Methods—ALIAS is a multicenter, blinded, randomized controlled trial. Data on 434 subjects, comprising the ALIAS Part 1 subjects, were analyzed. We examined both the thrombolysis and nonthrombolysis cohorts combined and separately in a “target population” by excluding subjects who would not have been eligible for the ALIAS Part 2 Trial; the latter comprised patients >83 years of age, those with elevated baseline troponin values, and those with in-hospital stroke. We examined the differences in the primary composite outcome, defined as a modified Rankin Scale score of 0 to 1 and/or a National Institutes of Health Stroke Scale score of 0 to 1 at 90 days after randomization.

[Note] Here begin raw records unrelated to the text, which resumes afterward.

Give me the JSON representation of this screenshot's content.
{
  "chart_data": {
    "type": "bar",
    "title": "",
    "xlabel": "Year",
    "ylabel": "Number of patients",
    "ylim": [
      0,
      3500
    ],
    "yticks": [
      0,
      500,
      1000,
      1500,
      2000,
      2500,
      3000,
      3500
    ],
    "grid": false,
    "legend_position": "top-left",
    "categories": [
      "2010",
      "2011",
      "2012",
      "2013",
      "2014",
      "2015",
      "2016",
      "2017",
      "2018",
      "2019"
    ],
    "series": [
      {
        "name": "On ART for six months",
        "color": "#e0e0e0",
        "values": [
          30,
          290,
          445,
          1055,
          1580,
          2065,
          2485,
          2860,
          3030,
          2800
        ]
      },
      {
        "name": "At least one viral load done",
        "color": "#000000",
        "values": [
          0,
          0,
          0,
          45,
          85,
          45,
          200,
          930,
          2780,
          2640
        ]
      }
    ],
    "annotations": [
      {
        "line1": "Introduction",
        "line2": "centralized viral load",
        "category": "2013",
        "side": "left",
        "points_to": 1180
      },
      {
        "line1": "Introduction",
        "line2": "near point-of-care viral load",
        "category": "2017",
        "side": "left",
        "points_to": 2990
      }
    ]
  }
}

Results—In the combined thrombolysis plus nonthrombolysis cohorts of the target population, 44.7% of subjects in the ALB group had a favorable outcome compared with 36.0% in the saline group (absolute effect size=8.7%; 95% CI, −2.2% to 19.5%). Among thrombolyzed subjects of the target population, 46.7% had a favorable outcome in the ALB group compared with 36.6% in the saline group (absolute effect size=10.1%; 95% CI, −2.0% to 20.0%).
Conclusions—Preliminary results from the ALIAS Part 1 suggest a trend toward a favorable primary outcome in subjects treated with ALB and support the validity of the statistical assumptions that underlie the ALIAS Part 2 Trial. The ALIAS Part 2 Trial will confirm or refute these results.